A more recent annual tradition is Main Street Christmas. This is held one evening in December, during which people celebrate the holiday season by listening to carols, going on hay rides, and viewing ice sculptures, among other things.

Schomberg is home to the Schomberg Cougars, a Junior C hockey team playing in the Georgian Mid-Ontario Junior C Hockey League. The Schomberg Minor Hockey Association and the Schomberg Cougars are tenants of the Trisan Centre.

The largest inuksuk is located at Allstone Quarry on Highway 27 north of 18th Sideroad in Schomberg. It was built by a local stone quarry as an attraction for commerce.

==Education==
Schomberg has two elementary schools: Schomberg Public School and St.
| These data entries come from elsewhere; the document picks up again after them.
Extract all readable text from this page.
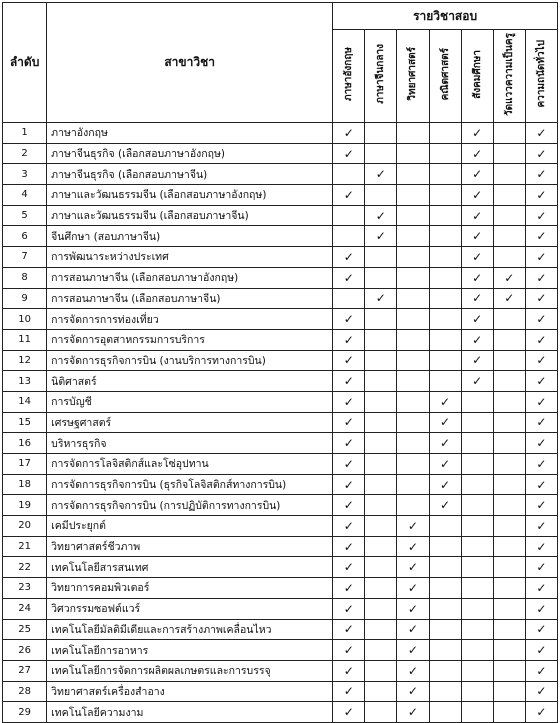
ลำดับ	สาขาวิชา	รายวิชาสอบ						
		ภาษาอังกฤษ	ภาษาจีนกลาง	วิทยาศาสตร์	คณิตศาสตร์	สังคมศึกษา	วัดแววความเป็นครู	ความถนัดทั่วไป
1	ภาษาอังกฤษ	✓				✓		✓
2	ภาษาจีนธุรกิจ (เลือกสอบภาษาอังกฤษ)	✓				✓		✓
3	ภาษาจีนธุรกิจ (เลือกสอบภาษาจีน)		✓			✓		✓
4	ภาษาและวัฒนธรรมจีน (เลือกสอบภาษาอังกฤษ)	✓				✓		✓
5	ภาษาและวัฒนธรรมจีน (เลือกสอบภาษาจีน)		✓			✓		✓
6	จีนศึกษา (สอบภาษาจีน)		✓			✓		✓
7	การพัฒนาระหว่างประเทศ	✓				✓		✓
8	การสอนภาษาจีน (เลือกสอบภาษาอังกฤษ)	✓				✓	✓	✓
9	การสอนภาษาจีน (เลือกสอบภาษาจีน)		✓			✓	✓	✓
10	การจัดการการท่องเที่ยว	✓				✓		✓
11	การจัดการอุตสาหกรรมการบริการ	✓				✓		✓
12	การจัดการธุรกิจการบิน (งานบริการทางการบิน)	✓				✓		✓
13	นิติศาสตร์	✓				✓		✓
14	การบัญชี	✓			✓			✓
15	เศรษฐศาสตร์	✓			✓			✓
16	บริหารธุรกิจ	✓			✓			✓
17	การจัดการโลจิสติกส์และโซ่อุปทาน	✓			✓			✓
18	การจัดการธุรกิจการบิน (ธุรกิจโลจิสติกส์ทางการบิน)	✓			✓			✓
19	การจัดการธุรกิจการบิน (การปฏิบัติการทางการบิน)	✓			✓			✓
20	เคมีประยุกต์	✓		✓				✓
21	วิทยาศาสตร์ชีวภาพ	✓		✓				✓
22	เทคโนโลยีสารสนเทศ	✓		✓				✓
23	วิทยาการคอมพิวเตอร์	✓		✓				✓
24	วิศวกรรมซอฟต์แวร์	✓		✓				✓
25	เทคโนโลยีมัลติมีเดียและการสร้างภาพเคลื่อนไหว	✓		✓				✓
26	เทคโนโลยีการอาหาร	✓		✓				✓
27	เทคโนโลยีการจัดการผลิตผลเกษตรและการบรรจุ	✓		✓				✓
28	วิทยาศาสตร์เครื่องสำอาง	✓		✓				✓
29	เทคโนโลยีความงาม	✓		✓				✓
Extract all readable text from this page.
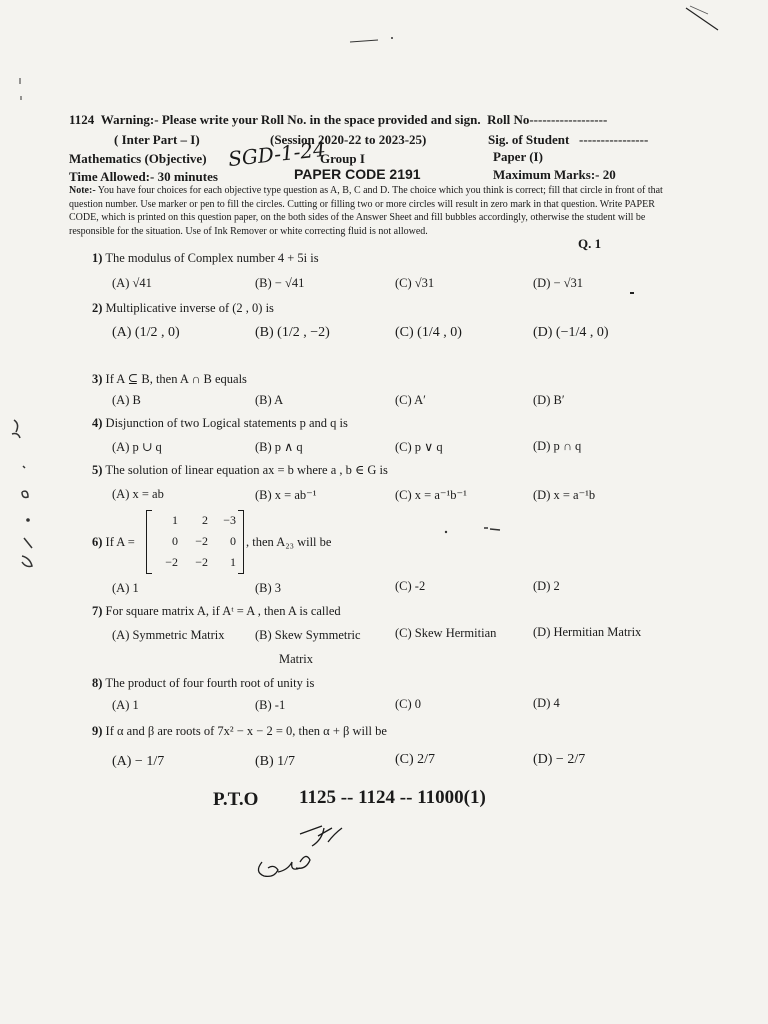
1124 Warning:- Please write your Roll No. in the space provided and sign. Roll No------------------
( Inter Part – I)	(Session 2020-22 to 2023-25)	Sig. of Student ----------------
Mathematics (Objective) SGD-1-24
Group I	Paper (I)
Time Allowed:- 30 minutes	PAPER CODE 2191	Maximum Marks:- 20
Note:- You have four choices for each objective type question as A, B, C and D. The choice which you think is correct; fill that circle in front of that question number. Use marker or pen to fill the circles. Cutting or filling two or more circles will result in zero mark in that question. Write PAPER CODE, which is printed on this question paper, on the both sides of the Answer Sheet and fill bubbles accordingly, otherwise the student will be responsible for the situation. Use of Ink Remover or white correcting fluid is not allowed.
Q. 1
1) The modulus of Complex number 4 + 5i is
(A) √41	(B) − √41	(C) √31	(D) − √31
2) Multiplicative inverse of (2 , 0) is
(A) (1/2 , 0)	(B) (1/2 , −2)	(C) (1/4 , 0)	(D) (−1/4 , 0)
3) If A ⊆ B, then A ∩ B equals
(A) B	(B) A	(C) A′	(D) B′
4) Disjunction of two Logical statements p and q is
(A) p ∪ q	(B) p ∧ q	(C) p ∨ q	(D) p ∩ q
5) The solution of linear equation ax = b where a , b ∈ G is
(A) x = ab	(B) x = ab⁻¹	(C) x = a⁻¹b⁻¹	(D) x = a⁻¹b
6) If A =
1	2	−3
0	−2	0
−2	−2	1
, then A₂₃ will be
(A) 1	(B) 3	(C) -2	(D) 2
7) For square matrix A, if Aᵗ = A , then A is called
(A) Symmetric Matrix (B) Skew Symmetric
Matrix
(C) Skew Hermitian	(D) Hermitian Matrix
8) The product of four fourth root of unity is
(A) 1	(B) -1	(C) 0	(D) 4
9) If α and β are roots of 7x² − x − 2 = 0, then α + β will be
(A) − 1/7	(B) 1/7	(C) 2/7	(D) − 2/7
P.T.O 1125 -- 1124 -- 11000(1)
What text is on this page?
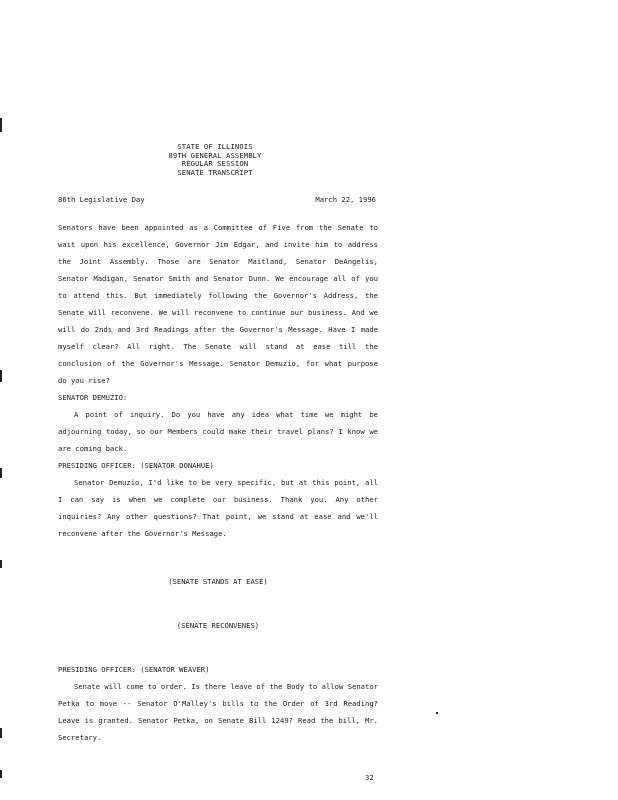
STATE OF ILLINOIS
89TH GENERAL ASSEMBLY
REGULAR SESSION
SENATE TRANSCRIPT
86th Legislative Day	March 22, 1996

Senators have been appointed as a Committee of Five from the Senate to wait upon his excellence, Governor Jim Edgar, and invite him to address the Joint Assembly. Those are Senator Maitland, Senator DeAngelis, Senator Madigan, Senator Smith and Senator Dunn. We encourage all of you to attend this. But immediately following the Governor's Address, the Senate will reconvene. We will reconvene to continue our business. And we will do 2nds and 3rd Readings after the Governor's Message. Have I made myself clear? All right. The Senate will stand at ease till the conclusion of the Governor's Message. Senator Demuzio, for what purpose do you rise?

SENATOR DEMUZIO:

A point of inquiry. Do you have any idea what time we might be adjourning today, so our Members could make their travel plans? I know we are coming back.

PRESIDING OFFICER: (SENATOR DONAHUE)

Senator Demuzio, I'd like to be very specific, but at this point, all I can say is when we complete our business. Thank you. Any other inquiries? Any other questions? That point, we stand at ease and we'll reconvene after the Governor's Message.

(SENATE STANDS AT EASE)
(SENATE RECONVENES)

PRESIDING OFFICER: (SENATOR WEAVER)

Senate will come to order. Is there leave of the Body to allow Senator Petka to move -- Senator O'Malley's bills to the Order of 3rd Reading? Leave is granted. Senator Petka, on Senate Bill 1249? Read the bill, Mr. Secretary.

32
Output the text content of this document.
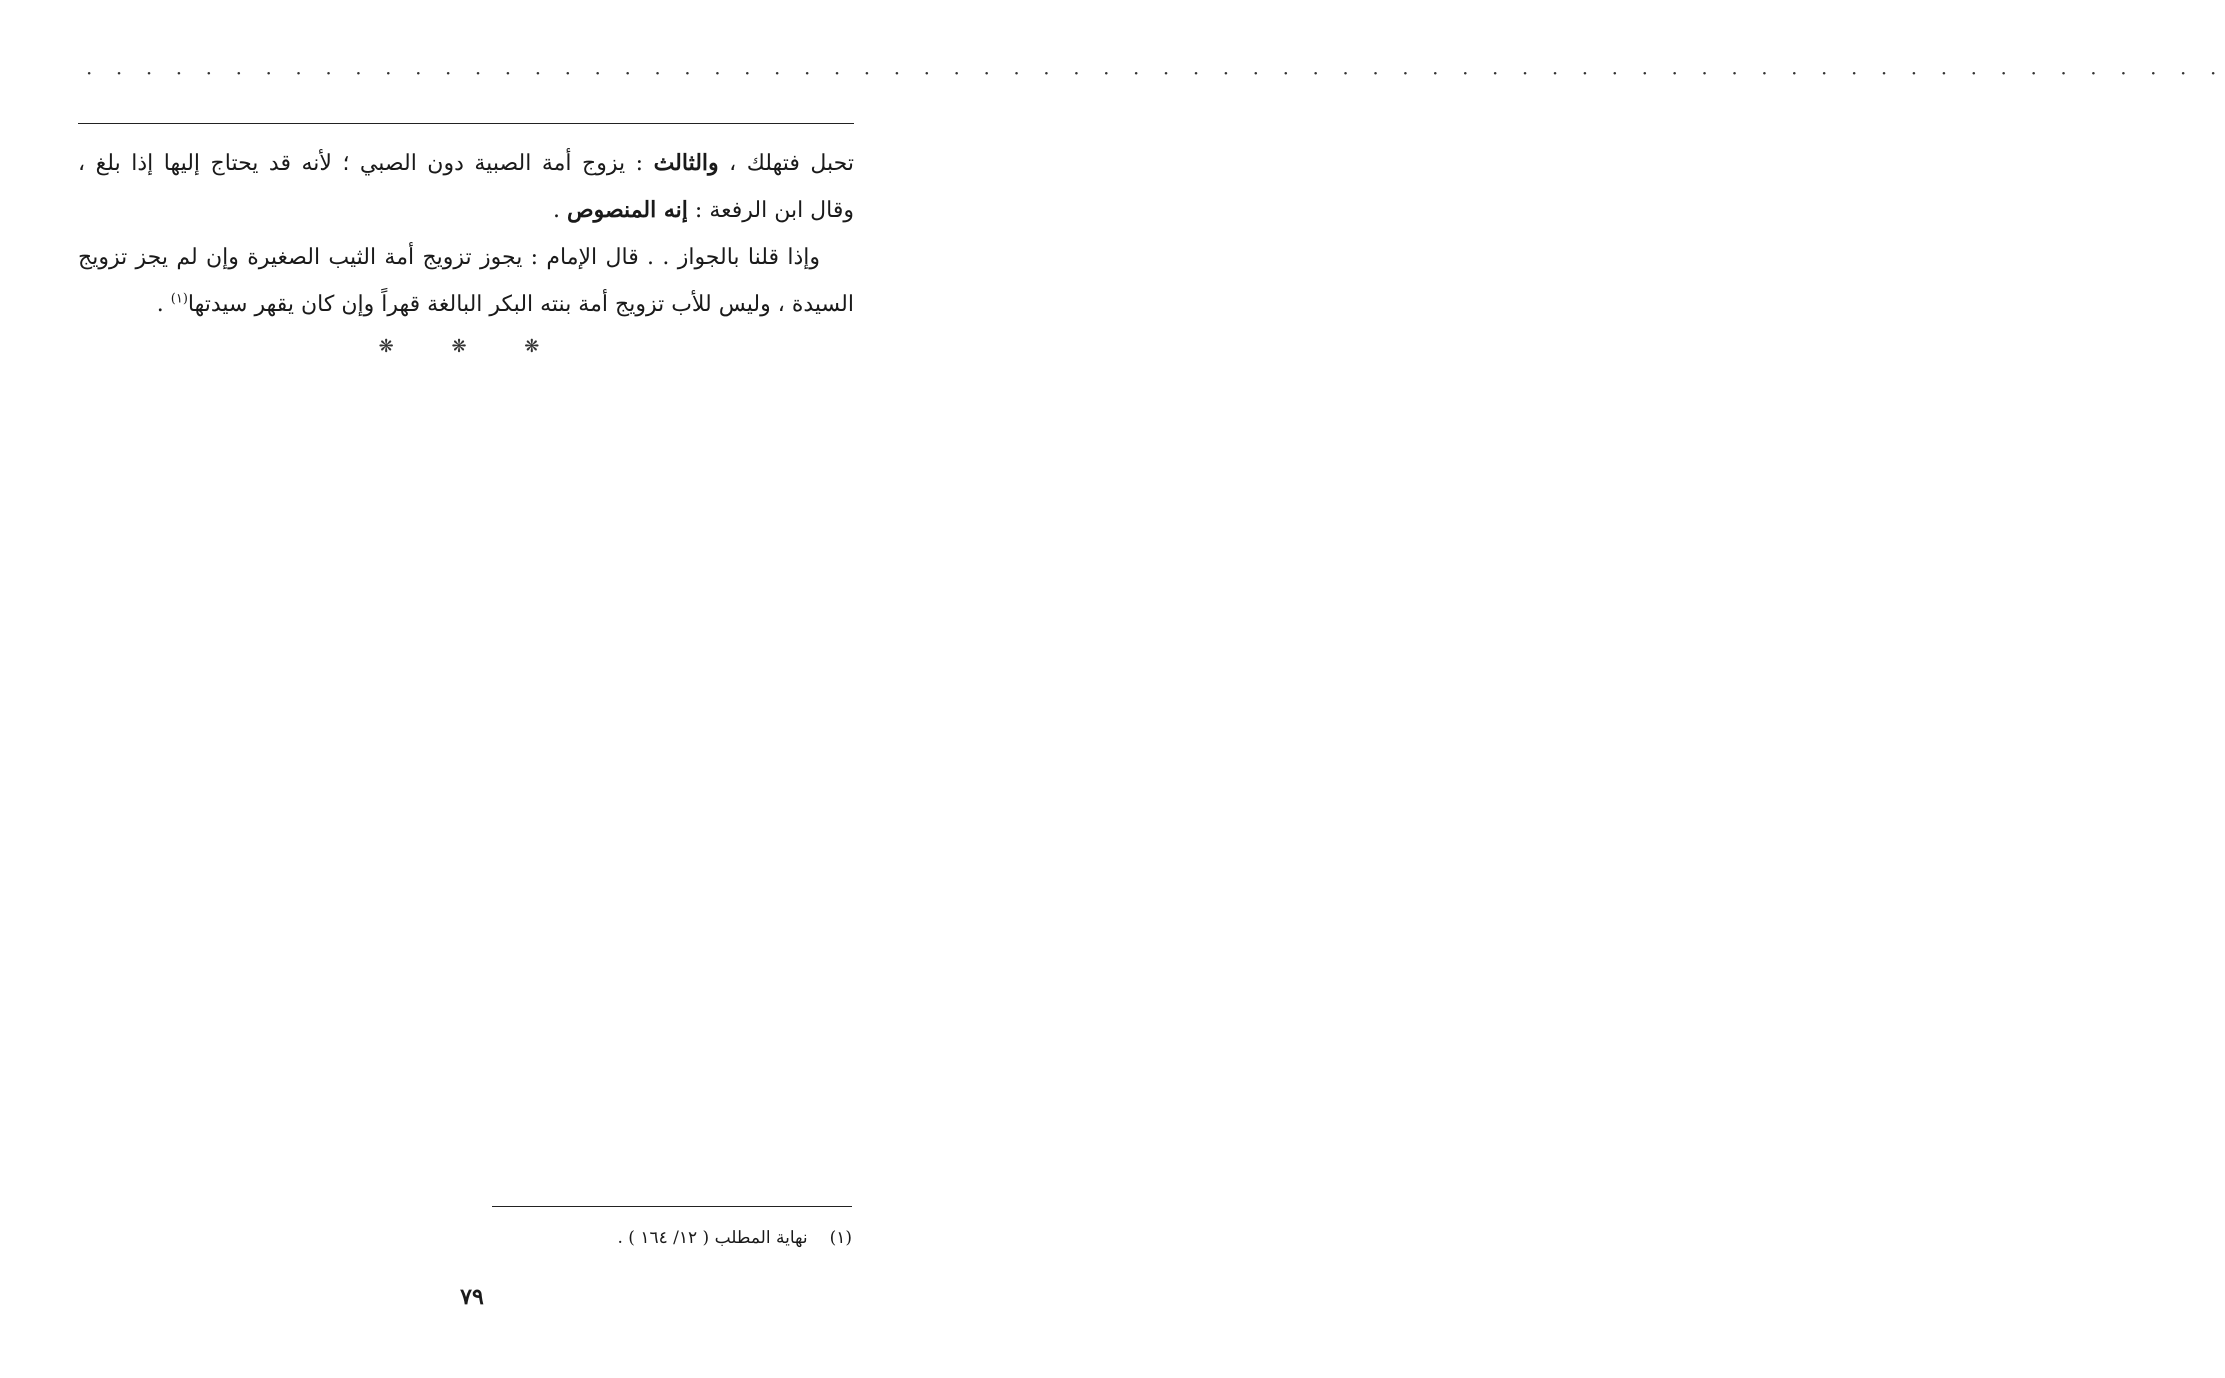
· · · · · · · · · · · · · · · · · · · · · · · · · · · · · · · · · · · · · · · · · · · · · · · · · · · · · · · · · · · · · · · · · · · · · · · ·
تحبل فتهلك ، والثالث : يزوج أمة الصبية دون الصبي ؛ لأنه قد يحتاج إليها إذا بلغ ،
وقال ابن الرفعة : إنه المنصوص .
وإذا قلنا بالجواز . . قال الإمام : يجوز تزويج أمة الثيب الصغيرة وإن لم يجز تزويج
السيدة ، وليس للأب تزويج أمة بنته البكر البالغة قهراً وإن كان يقهر سيدتها$^{(١)}$ .
❋ ❋ ❋
(١)نهاية المطلب ( ١٢/ ١٦٤ ) .
٧٩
Patrick's Catholic School. There is also a nursery school. There is no secondary school in Schomberg, so students generally attend King City Secondary School, Cardinal Carter Catholic High School, Aurora High School, or St. Maximillian Kolbe Catholic High School.

==Notable residents==
- Paul Volpe (1927–1983), mobster
- Adam Oates, NHL player
- Darryl Bootland, NHL player
- Mike Kitchen, NHL player
- Bill Kitchen (1960–2012), ice hockey
- Cam Woolley, police officer
- Eric Lamaze, equestrian
- Beth Underhill, equestrian

==Filming locations==

- The 1970 Canadian film, Homer, starring Don Scardino and Ralph Endersby, was shot mainly in downtown Schomberg. In the film, the characters referred to the fictional town as "Schomberg, Wisconsin."
- The television series La Femme Nikita used Schomberg as a stand-in for a fictional town in the American South called "Dingman's Hollow" that was later revealed to be an enemy sleeper base.
- Several other motion pictures have been shot in Schomberg and surrounding areas.